For trade show marketers, working a booth has one main goal: gather leads. Sure, sales are great, and networking is nice, but gathering a list of prospective buyers makes a day at a trade show worth it. During your hours working a trade show, you’ll meet hundreds — perhaps thousands — of people, all who have differing levels of interest in your product or service. Whether you’re attending your first trade show or your fiftieth, you’ll meet lots of interesting people.
The Tire Kicker
Like the family out car shopping on a spring day just to get out of the house, the tire kicker stops by your booth out of pure curiosity and to kill some time before the next breakout session or demo. Tire kickers are attracted by fun graphics or flashy interactive features in your booth but has no expectations about his experience and no objectives. You’ll know the tire kicker because he will walk leisurely around your setup, hands in pockets and lost in thought, and may wander out just as quickly.

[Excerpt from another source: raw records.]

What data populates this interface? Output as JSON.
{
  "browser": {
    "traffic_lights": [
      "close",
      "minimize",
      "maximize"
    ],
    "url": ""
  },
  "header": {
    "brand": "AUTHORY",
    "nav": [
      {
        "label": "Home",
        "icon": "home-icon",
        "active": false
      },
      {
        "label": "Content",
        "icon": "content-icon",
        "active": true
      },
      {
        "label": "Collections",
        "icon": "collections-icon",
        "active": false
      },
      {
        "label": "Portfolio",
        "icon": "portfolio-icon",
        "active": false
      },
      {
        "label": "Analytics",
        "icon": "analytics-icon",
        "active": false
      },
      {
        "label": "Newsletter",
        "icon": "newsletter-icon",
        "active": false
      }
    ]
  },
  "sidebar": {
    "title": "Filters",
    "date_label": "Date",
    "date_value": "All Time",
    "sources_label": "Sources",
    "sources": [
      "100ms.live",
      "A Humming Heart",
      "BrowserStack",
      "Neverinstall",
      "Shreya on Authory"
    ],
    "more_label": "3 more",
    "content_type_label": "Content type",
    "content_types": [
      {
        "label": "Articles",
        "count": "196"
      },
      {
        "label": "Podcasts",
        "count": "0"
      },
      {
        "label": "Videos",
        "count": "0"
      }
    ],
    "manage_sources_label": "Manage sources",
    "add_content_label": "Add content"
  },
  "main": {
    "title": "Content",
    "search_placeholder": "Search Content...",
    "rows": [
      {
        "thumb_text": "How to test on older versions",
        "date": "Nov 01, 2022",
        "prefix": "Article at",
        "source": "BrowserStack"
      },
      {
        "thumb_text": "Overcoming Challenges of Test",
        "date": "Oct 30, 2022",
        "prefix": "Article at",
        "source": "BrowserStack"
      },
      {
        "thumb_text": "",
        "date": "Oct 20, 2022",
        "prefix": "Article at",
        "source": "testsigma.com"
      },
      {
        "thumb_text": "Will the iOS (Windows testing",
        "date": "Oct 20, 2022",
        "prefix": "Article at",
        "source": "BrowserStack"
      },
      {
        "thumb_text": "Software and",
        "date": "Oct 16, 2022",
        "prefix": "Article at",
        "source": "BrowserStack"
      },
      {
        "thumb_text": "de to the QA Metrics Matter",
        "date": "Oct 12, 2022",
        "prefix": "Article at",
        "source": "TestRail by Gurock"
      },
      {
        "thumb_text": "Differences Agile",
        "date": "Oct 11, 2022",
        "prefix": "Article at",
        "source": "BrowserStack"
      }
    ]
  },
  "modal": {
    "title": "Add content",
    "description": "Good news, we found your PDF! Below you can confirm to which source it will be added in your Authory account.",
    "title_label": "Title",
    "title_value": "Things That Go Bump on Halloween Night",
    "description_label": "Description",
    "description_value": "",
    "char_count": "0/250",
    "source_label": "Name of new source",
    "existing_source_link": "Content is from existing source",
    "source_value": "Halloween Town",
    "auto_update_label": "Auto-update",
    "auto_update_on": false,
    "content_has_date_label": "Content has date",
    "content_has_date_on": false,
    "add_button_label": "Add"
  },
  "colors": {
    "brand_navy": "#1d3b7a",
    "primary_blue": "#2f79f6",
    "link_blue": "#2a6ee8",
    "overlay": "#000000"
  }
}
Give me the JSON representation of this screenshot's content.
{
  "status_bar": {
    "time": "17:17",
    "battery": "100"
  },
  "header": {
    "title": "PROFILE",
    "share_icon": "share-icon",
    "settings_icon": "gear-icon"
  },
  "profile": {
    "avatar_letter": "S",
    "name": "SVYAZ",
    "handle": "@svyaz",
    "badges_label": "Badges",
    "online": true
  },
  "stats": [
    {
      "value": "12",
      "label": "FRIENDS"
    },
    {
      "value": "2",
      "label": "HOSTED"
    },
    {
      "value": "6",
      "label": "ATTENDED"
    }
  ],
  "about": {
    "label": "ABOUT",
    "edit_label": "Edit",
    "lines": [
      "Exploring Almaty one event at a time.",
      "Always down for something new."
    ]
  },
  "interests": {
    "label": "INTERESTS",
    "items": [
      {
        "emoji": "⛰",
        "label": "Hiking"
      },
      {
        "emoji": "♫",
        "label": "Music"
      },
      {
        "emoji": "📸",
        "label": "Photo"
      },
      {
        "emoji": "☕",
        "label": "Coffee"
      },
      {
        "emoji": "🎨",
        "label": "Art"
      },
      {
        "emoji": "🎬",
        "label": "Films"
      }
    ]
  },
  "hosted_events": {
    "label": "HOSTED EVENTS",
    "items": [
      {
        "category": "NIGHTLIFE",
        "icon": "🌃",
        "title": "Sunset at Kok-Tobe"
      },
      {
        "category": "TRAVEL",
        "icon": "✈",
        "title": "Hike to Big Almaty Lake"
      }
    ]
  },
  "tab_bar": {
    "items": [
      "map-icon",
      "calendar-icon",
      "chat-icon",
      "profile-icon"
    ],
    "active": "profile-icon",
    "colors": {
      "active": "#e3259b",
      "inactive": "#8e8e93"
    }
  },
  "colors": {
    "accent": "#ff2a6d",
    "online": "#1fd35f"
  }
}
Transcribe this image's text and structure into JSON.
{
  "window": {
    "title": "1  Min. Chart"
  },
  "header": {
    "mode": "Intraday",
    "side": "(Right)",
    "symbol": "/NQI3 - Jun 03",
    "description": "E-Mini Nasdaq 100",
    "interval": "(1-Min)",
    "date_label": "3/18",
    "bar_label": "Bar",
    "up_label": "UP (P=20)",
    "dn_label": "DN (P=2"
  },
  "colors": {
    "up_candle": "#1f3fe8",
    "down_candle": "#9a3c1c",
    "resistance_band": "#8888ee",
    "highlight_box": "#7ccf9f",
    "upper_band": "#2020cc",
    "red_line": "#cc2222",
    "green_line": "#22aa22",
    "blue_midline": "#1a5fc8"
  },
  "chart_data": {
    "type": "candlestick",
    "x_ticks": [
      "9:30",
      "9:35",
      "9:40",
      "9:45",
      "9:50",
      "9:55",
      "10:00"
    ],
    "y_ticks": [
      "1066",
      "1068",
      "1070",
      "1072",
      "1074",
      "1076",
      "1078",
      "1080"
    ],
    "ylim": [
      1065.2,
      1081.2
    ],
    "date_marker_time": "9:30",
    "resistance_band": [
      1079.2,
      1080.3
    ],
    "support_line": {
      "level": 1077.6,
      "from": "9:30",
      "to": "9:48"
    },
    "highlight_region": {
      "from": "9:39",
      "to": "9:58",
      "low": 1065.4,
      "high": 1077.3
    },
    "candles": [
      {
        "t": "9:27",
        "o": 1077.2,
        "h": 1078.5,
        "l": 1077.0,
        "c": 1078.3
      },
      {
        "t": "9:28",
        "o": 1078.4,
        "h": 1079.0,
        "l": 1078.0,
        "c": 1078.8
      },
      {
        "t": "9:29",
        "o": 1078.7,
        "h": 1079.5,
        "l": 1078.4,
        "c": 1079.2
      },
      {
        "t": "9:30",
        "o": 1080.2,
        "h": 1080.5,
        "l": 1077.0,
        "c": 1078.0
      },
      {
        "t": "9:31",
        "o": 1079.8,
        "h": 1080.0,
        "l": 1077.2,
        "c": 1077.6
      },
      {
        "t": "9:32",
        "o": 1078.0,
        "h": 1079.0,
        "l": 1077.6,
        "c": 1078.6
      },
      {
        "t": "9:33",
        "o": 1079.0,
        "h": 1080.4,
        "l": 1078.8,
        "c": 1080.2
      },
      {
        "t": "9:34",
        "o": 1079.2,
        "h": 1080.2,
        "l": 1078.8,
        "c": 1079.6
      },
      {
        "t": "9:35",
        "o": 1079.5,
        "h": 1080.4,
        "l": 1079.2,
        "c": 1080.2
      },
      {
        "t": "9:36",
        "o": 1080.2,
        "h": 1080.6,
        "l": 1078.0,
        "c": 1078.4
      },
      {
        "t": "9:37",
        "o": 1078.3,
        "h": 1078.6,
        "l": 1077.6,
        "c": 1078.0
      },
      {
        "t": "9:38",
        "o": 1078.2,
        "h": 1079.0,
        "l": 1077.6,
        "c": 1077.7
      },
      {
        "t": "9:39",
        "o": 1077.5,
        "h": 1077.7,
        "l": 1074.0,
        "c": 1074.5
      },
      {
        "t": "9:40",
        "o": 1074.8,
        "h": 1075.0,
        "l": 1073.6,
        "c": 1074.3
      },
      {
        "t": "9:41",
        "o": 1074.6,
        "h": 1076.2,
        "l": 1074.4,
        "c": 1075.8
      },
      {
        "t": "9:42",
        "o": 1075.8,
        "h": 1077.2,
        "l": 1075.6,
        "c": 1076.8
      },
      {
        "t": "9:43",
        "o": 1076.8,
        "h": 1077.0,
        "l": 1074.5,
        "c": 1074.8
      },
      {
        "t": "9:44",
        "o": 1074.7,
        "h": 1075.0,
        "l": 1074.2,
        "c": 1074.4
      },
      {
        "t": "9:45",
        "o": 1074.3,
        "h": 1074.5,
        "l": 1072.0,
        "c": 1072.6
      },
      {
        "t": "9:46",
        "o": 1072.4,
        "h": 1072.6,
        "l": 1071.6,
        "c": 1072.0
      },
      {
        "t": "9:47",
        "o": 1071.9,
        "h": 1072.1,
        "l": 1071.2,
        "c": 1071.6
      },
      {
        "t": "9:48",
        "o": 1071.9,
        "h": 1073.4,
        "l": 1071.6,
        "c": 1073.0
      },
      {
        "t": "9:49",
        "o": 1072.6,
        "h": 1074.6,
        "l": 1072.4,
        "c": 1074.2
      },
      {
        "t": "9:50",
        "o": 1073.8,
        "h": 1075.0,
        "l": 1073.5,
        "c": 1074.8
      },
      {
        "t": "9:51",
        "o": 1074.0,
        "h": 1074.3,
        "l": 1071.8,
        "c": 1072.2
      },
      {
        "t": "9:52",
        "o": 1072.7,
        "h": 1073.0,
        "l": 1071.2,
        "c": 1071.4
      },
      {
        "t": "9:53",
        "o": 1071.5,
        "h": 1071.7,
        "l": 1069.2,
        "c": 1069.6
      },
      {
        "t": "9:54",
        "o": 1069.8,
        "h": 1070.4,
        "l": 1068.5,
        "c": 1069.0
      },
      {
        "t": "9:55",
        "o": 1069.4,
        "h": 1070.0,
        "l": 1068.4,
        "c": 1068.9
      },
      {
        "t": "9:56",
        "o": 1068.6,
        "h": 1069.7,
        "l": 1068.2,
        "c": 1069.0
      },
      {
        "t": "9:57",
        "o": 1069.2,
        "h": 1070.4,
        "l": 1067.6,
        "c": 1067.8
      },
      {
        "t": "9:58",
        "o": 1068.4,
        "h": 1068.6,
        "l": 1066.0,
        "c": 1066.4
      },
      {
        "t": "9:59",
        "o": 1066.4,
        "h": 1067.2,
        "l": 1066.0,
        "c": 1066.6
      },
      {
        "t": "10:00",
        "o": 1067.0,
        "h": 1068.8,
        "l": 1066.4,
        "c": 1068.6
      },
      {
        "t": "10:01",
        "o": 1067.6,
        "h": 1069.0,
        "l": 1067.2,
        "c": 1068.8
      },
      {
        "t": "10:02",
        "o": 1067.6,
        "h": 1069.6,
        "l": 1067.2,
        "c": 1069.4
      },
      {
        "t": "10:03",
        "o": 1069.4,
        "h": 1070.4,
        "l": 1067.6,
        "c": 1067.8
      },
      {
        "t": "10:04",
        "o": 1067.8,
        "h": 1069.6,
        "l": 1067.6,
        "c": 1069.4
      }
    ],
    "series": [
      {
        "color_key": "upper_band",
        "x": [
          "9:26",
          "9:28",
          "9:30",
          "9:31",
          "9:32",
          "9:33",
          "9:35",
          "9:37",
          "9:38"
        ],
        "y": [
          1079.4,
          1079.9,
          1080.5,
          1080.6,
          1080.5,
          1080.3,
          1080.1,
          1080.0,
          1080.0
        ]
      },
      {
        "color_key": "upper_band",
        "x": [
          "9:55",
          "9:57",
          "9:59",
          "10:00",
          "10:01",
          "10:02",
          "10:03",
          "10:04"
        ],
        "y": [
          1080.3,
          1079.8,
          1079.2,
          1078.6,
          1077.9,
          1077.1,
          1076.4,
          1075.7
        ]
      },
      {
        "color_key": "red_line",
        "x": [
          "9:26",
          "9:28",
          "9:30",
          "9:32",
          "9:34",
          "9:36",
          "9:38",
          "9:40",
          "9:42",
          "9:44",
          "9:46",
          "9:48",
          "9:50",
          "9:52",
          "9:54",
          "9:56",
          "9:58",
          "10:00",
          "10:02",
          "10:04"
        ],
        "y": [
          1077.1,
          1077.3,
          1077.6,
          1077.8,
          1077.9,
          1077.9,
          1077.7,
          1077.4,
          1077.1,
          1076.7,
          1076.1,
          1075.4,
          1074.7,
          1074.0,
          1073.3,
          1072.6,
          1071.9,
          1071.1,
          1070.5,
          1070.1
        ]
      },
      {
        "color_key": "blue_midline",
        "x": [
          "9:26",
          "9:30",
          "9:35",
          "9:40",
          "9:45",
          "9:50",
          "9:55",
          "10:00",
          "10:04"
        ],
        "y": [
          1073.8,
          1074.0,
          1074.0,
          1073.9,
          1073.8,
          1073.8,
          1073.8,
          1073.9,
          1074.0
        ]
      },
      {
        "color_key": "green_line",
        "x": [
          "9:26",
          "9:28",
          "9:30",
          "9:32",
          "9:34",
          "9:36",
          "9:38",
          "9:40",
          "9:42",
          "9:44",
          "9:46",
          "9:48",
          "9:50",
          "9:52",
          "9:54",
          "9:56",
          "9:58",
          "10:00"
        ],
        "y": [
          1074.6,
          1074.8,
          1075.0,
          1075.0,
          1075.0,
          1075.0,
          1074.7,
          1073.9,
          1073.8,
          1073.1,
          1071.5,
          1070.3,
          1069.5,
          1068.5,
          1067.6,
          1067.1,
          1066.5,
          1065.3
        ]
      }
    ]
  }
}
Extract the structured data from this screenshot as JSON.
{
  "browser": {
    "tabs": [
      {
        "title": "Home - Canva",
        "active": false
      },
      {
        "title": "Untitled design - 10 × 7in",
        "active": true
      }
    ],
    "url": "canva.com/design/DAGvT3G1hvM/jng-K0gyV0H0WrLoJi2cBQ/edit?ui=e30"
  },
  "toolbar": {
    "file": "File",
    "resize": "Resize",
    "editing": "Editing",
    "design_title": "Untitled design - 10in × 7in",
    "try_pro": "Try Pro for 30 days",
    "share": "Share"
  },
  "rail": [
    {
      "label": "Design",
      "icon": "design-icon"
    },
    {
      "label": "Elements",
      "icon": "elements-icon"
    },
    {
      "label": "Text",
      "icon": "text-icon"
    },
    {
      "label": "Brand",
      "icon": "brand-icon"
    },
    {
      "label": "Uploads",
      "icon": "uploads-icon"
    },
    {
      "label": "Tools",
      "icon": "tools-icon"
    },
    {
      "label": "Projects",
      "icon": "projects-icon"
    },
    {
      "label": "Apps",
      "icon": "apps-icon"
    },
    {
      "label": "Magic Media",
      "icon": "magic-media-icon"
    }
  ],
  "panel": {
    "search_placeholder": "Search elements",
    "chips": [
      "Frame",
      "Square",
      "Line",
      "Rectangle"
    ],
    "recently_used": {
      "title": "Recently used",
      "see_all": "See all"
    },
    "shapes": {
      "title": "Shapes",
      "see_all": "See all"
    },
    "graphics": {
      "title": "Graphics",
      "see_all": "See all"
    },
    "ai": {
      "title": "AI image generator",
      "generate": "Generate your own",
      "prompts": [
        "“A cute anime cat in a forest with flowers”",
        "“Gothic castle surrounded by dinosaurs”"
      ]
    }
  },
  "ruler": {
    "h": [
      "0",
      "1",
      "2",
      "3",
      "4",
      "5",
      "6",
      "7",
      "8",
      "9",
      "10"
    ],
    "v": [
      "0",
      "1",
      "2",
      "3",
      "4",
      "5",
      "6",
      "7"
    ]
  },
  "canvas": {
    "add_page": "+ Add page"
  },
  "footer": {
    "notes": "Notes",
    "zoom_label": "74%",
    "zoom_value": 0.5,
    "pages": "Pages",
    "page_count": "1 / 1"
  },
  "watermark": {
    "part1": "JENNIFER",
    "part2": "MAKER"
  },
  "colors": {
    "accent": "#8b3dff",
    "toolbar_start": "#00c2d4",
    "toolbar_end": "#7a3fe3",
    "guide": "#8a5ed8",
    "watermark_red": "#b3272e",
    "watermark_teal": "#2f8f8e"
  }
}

It’s all treats for this trade show visitor, who is in it for the freebies. Trick-or-Treaters are on the hunt for the very best giveaway promo items from each booth, but aren’t necessarily visiting to learn about the product or service (although they may stay long enough to say hello and listen to your spiel as they snatch a free pen from your table.) You’ll know the Trick-or-Treater by the branded tote bag bulging with company logo key chains and notepads and the lightening-fast personal record speed with which they leave your booth after claiming their prized promo.
The Information Gatherer
On a thrill seeking mission to find the best product at the most competitive price (and cut a deal while he’s at it), the Information Gatherer’s only goal is to take your information and run. This trade show attendee is a frustrating blend of Type A obsession with facts, figures and price points and mistrust of salespeople. You’ll know an Information Gatherer by the notebook full of hastily scribbled notes, product brochures with circled pricing information, and skittish demeanor that causes them to run when you ask for their information to follow up.
The “other guy” at the trade show, The Competitor, may saunter casually to your booth and ask very specific questions about your product or service that typical customers wouldn’t know to ask, including wholesale pricing or production costs. You’ll know The Competitor by his arms crossed over his branded polo shirt and because you walked by his booth earlier in the day.
The Serious Buyer
This trade show attendee visits your booth for a good reason: to buy your product. The Serious Buyer knows his objectives, and meets the elements of BANT: budget, authority, need, and time. He will have a budget in place, has the authority to select the vendor or can influence the person who does, has a need for your product, and has a timeframe for the potential purchase. The Serious Buyer will be upfront with their questions and concerns and forthcoming with their info for a follow up.
Although it’s great to meet potential customers of all kinds, the Serious Buyer attendees will make your trade show experience worth the time and money you put into it.